Powder analysis Powder is yellowish to mild brown with dark brown or black spots of cork cells. It primarily consists of vessel elements, fibers, parenchyma cells, cork cells and starch grains. Vessel elements are smaller or larger, with bordered pits. Some are broad and short whereas others are narrow and long. Some are with blunt ends while others with tailed ends. Bast fibers have broad INO-1001 lumen than fibers from wood, which are thin with narrow lumen and both are 10 20??X 450 1020??in size with tapering ends. Stone cells vary in size and are either rounded or polygonal or elongated or oval in shape with pits. Parenchyma cells are rounded or polygonal, thin walled and 30 110??in size. Physicochemical parameters Physical constant values like total ash, acid insoluble ash, and successive extractive values in petroleum ether, benzene, chloroform, alcohol and water are tabulated in Table 1.

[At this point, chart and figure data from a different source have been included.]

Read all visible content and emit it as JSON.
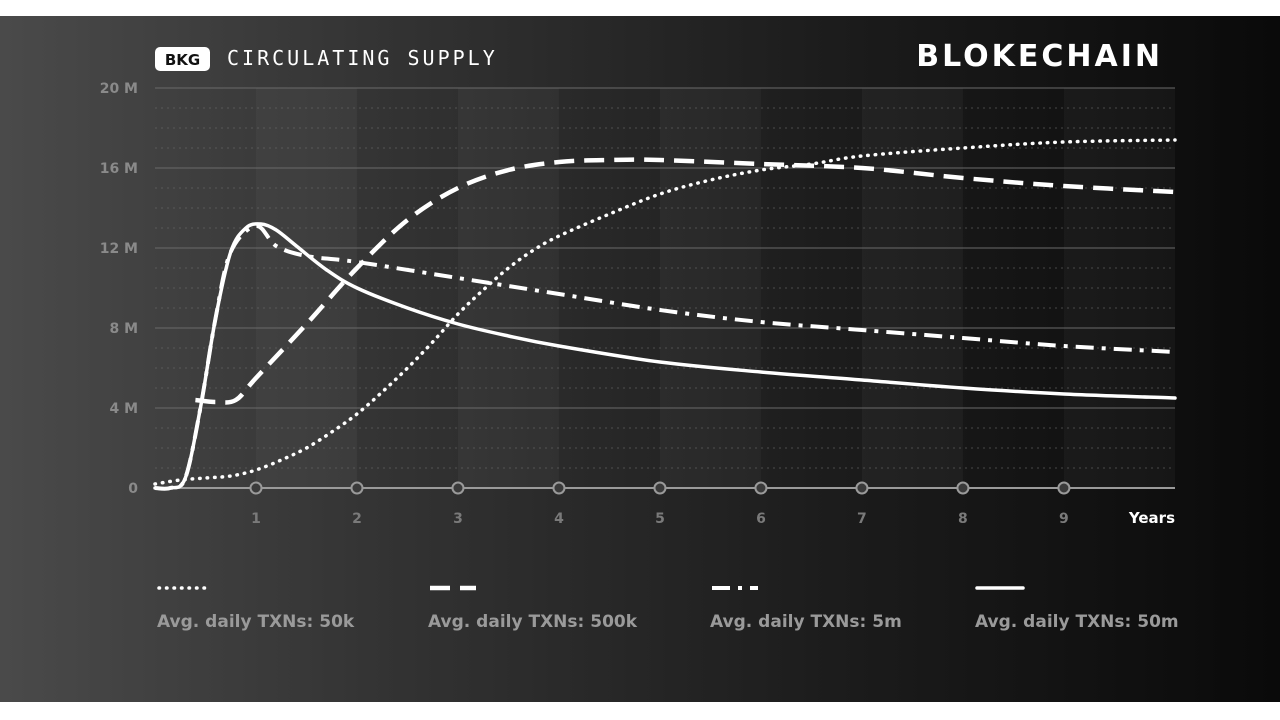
{
  "header": {
    "badge": "BKG",
    "title": "CIRCULATING SUPPLY",
    "brand": "BLOKECHAIN"
  },
  "colors": {
    "line": "#ffffff",
    "grid": "#6a6a6a",
    "tick_label": "#8a8a8a",
    "legend_label": "#9a9a9a"
  },
  "chart_data": {
    "type": "line",
    "title": "CIRCULATING SUPPLY",
    "xlabel": "Years",
    "ylabel": "",
    "xlim": [
      0,
      10.1
    ],
    "ylim": [
      0,
      20
    ],
    "x_ticks": [
      1,
      2,
      3,
      4,
      5,
      6,
      7,
      8,
      9
    ],
    "y_ticks": [
      0,
      4,
      8,
      12,
      16,
      20
    ],
    "y_tick_labels": [
      "0",
      "4 M",
      "8 M",
      "12 M",
      "16 M",
      "20 M"
    ],
    "grid": true,
    "legend_position": "bottom",
    "series": [
      {
        "name": "Avg. daily TXNs: 50k",
        "style": "dotted",
        "x": [
          0,
          0.25,
          0.5,
          0.75,
          1,
          1.25,
          1.5,
          1.75,
          2,
          2.25,
          2.5,
          2.75,
          3,
          3.25,
          3.5,
          3.75,
          4,
          4.5,
          5,
          5.5,
          6,
          6.5,
          7,
          8,
          9,
          10.1
        ],
        "y": [
          0.2,
          0.4,
          0.5,
          0.6,
          0.9,
          1.4,
          2.0,
          2.8,
          3.7,
          4.8,
          6.0,
          7.3,
          8.7,
          9.9,
          11.0,
          11.9,
          12.6,
          13.7,
          14.7,
          15.4,
          15.9,
          16.2,
          16.6,
          17.0,
          17.3,
          17.4
        ]
      },
      {
        "name": "Avg. daily TXNs: 500k",
        "style": "dashed",
        "x": [
          0.4,
          0.6,
          0.8,
          1,
          1.5,
          2,
          2.5,
          3,
          3.5,
          4,
          4.5,
          5,
          6,
          7,
          8,
          9,
          10.1
        ],
        "y": [
          4.4,
          4.3,
          4.4,
          5.5,
          8.2,
          11.0,
          13.4,
          15.0,
          15.9,
          16.3,
          16.4,
          16.4,
          16.2,
          16.0,
          15.5,
          15.1,
          14.8
        ]
      },
      {
        "name": "Avg. daily TXNs: 5m",
        "style": "dash-dot",
        "x": [
          0,
          0.15,
          0.3,
          0.45,
          0.6,
          0.75,
          1.0,
          1.2,
          1.5,
          2,
          3,
          4,
          5,
          6,
          7,
          8,
          9,
          10.1
        ],
        "y": [
          0,
          0,
          0.5,
          4.0,
          8.5,
          11.8,
          13.1,
          12.1,
          11.6,
          11.3,
          10.5,
          9.7,
          8.9,
          8.3,
          7.9,
          7.5,
          7.1,
          6.8
        ]
      },
      {
        "name": "Avg. daily TXNs: 50m",
        "style": "solid",
        "x": [
          0,
          0.15,
          0.3,
          0.45,
          0.6,
          0.75,
          0.9,
          1.05,
          1.2,
          1.4,
          1.7,
          2,
          2.5,
          3,
          3.5,
          4,
          5,
          6,
          7,
          8,
          9,
          10.1
        ],
        "y": [
          0,
          0,
          0.5,
          4.0,
          8.5,
          11.8,
          13.0,
          13.2,
          12.9,
          12.1,
          10.9,
          10.0,
          9.0,
          8.2,
          7.6,
          7.1,
          6.3,
          5.8,
          5.4,
          5.0,
          4.7,
          4.5
        ]
      }
    ]
  }
}
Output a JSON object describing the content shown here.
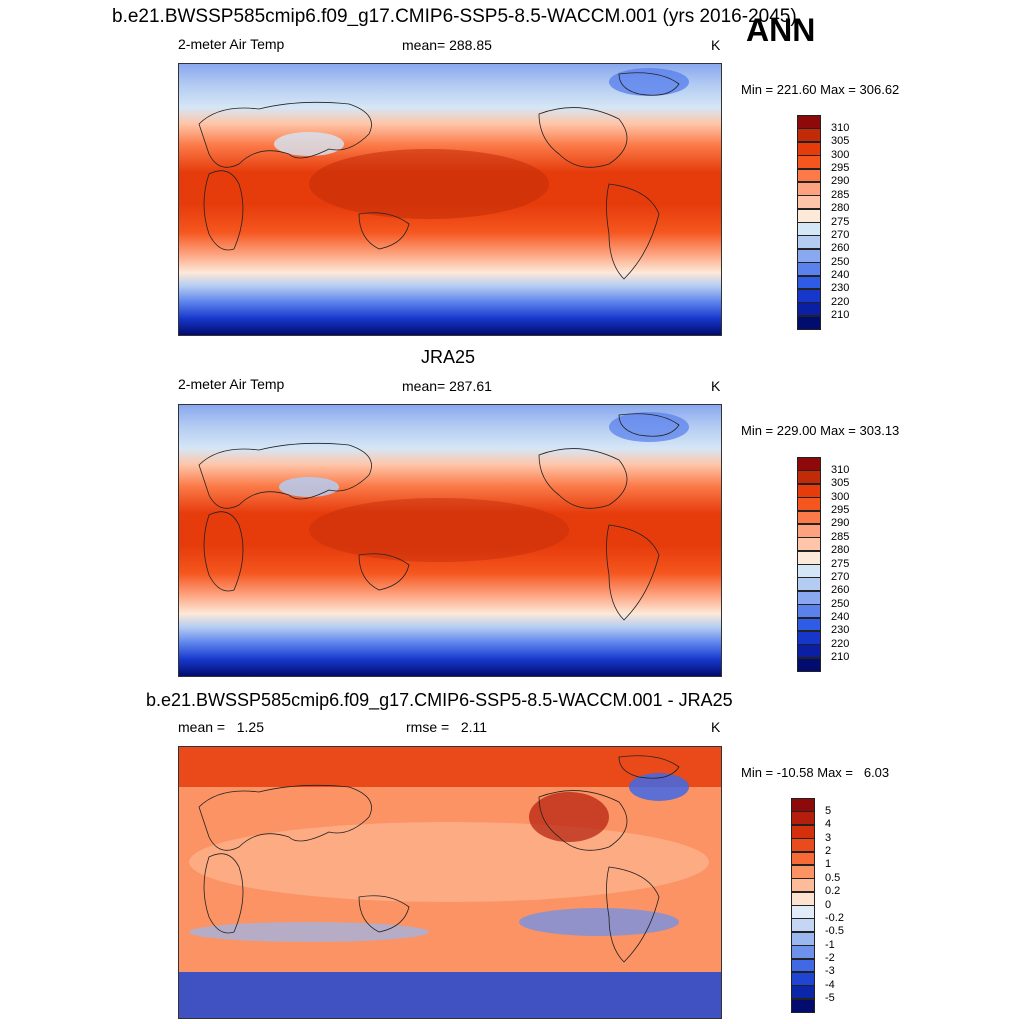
{
  "season": "ANN",
  "chart_data": [
    {
      "type": "heatmap",
      "title": "b.e21.BWSSP585cmip6.f09_g17.CMIP6-SSP5-8.5-WACCM.001 (yrs 2016-2045)",
      "left_label": "2-meter Air Temp",
      "center_label": "mean= 288.85",
      "units": "K",
      "minmax": "Min = 221.60 Max = 306.62",
      "min": 221.6,
      "max": 306.62,
      "mean": 288.85,
      "levels": [
        "310",
        "305",
        "300",
        "295",
        "290",
        "285",
        "280",
        "275",
        "270",
        "260",
        "250",
        "240",
        "230",
        "220",
        "210"
      ],
      "colors": [
        "#8e0a0a",
        "#c32b08",
        "#e63c0c",
        "#f5561e",
        "#fb7a48",
        "#fda27e",
        "#fec5a9",
        "#fde9d8",
        "#d5e6f6",
        "#b4ccf2",
        "#89a8ef",
        "#5b82ec",
        "#2f5ce6",
        "#1737cb",
        "#0a1fa3",
        "#020b6e"
      ]
    },
    {
      "type": "heatmap",
      "title": "JRA25",
      "left_label": "2-meter Air Temp",
      "center_label": "mean= 287.61",
      "units": "K",
      "minmax": "Min = 229.00 Max = 303.13",
      "min": 229.0,
      "max": 303.13,
      "mean": 287.61,
      "levels": [
        "310",
        "305",
        "300",
        "295",
        "290",
        "285",
        "280",
        "275",
        "270",
        "260",
        "250",
        "240",
        "230",
        "220",
        "210"
      ],
      "colors": [
        "#8e0a0a",
        "#c32b08",
        "#e63c0c",
        "#f5561e",
        "#fb7a48",
        "#fda27e",
        "#fec5a9",
        "#fde9d8",
        "#d5e6f6",
        "#b4ccf2",
        "#89a8ef",
        "#5b82ec",
        "#2f5ce6",
        "#1737cb",
        "#0a1fa3",
        "#020b6e"
      ]
    },
    {
      "type": "heatmap",
      "title": "b.e21.BWSSP585cmip6.f09_g17.CMIP6-SSP5-8.5-WACCM.001 - JRA25",
      "left_label": "mean =   1.25",
      "center_label": "rmse =   2.11",
      "units": "K",
      "minmax": "Min = -10.58 Max =   6.03",
      "min": -10.58,
      "max": 6.03,
      "mean": 1.25,
      "rmse": 2.11,
      "levels": [
        "5",
        "4",
        "3",
        "2",
        "1",
        "0.5",
        "0.2",
        "0",
        "-0.2",
        "-0.5",
        "-1",
        "-2",
        "-3",
        "-4",
        "-5"
      ],
      "colors": [
        "#8e0a0a",
        "#b51d0c",
        "#d4300e",
        "#ea4b1c",
        "#f66a36",
        "#fb9364",
        "#fdbb98",
        "#fde2d0",
        "#e2ecf9",
        "#c4d6f4",
        "#9ab7f0",
        "#6e92ec",
        "#4169e5",
        "#1f45d2",
        "#0c26a8",
        "#020b6e"
      ]
    }
  ]
}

Color of OSU-03012 the powder with different chemical reagents and fluorescent behaviors are tabulated in Tables 2 and 3 respectively. Preliminary phytochemical analysis for alkaloids, glycosides, carbohydrates, tannins, flavonoids, amino acids, steroids, terpenoids, saponins, fatty acids and essential oils are tabulated in Table 4. Methanol extract tested positive result for all tests except for amino acids are essential oils. Glycosides, tannins, terpenoids andfatty acids were present in all the extracts. Alkaloids and saponins were not found in aqueous extract. Glycosides were present in equal quantity in all the extracts. In general, roots are rich in terpenoids and tannins. Since most medicinal plants occur naturally in a large number of countries, a plant of potential importance in one country may well have been studied by scientists elsewhere.
Considerable time and effort could be saved if their findings could be made available to all interested people. Pooled information is especially critical when it comes to drugs, as a value judgement on the safety or efficacy of a particular drug can rarely be based on the results of a single study. In contrast, a combination of information indicating that a specific plant has been used in a local health care system for centuries, together with efficacy and toxicity data published by several groups of scientists, can help in deciding whether it should be considered acceptable for medicinal use. No accurate data are available to assess the value and extent of the use of plants or of active principles derived from them in the health care systems of countries.
WHO has estimated that perhaps 807o of the more than 4000 million inhabitants of the world relychiefly on traditional medicines for their primary health care needs, and it can safely be presumed that a major part of traditional therapy involves the use of plant extracts or their active principles. In the developed countries, too, plant derived drugs may be of importance. In the USA, for example, 25% of all prescriptions dispensed from community pharmacies from 1959 to 1980 contained plant extracts or active principles prepared from higher plants. This figure did not vary by more than 1.0% in any of the 22 years surveyed, and in 1980 consumers in the USA paid more than $8000 million for prescriptions containing active principles obtained from plants.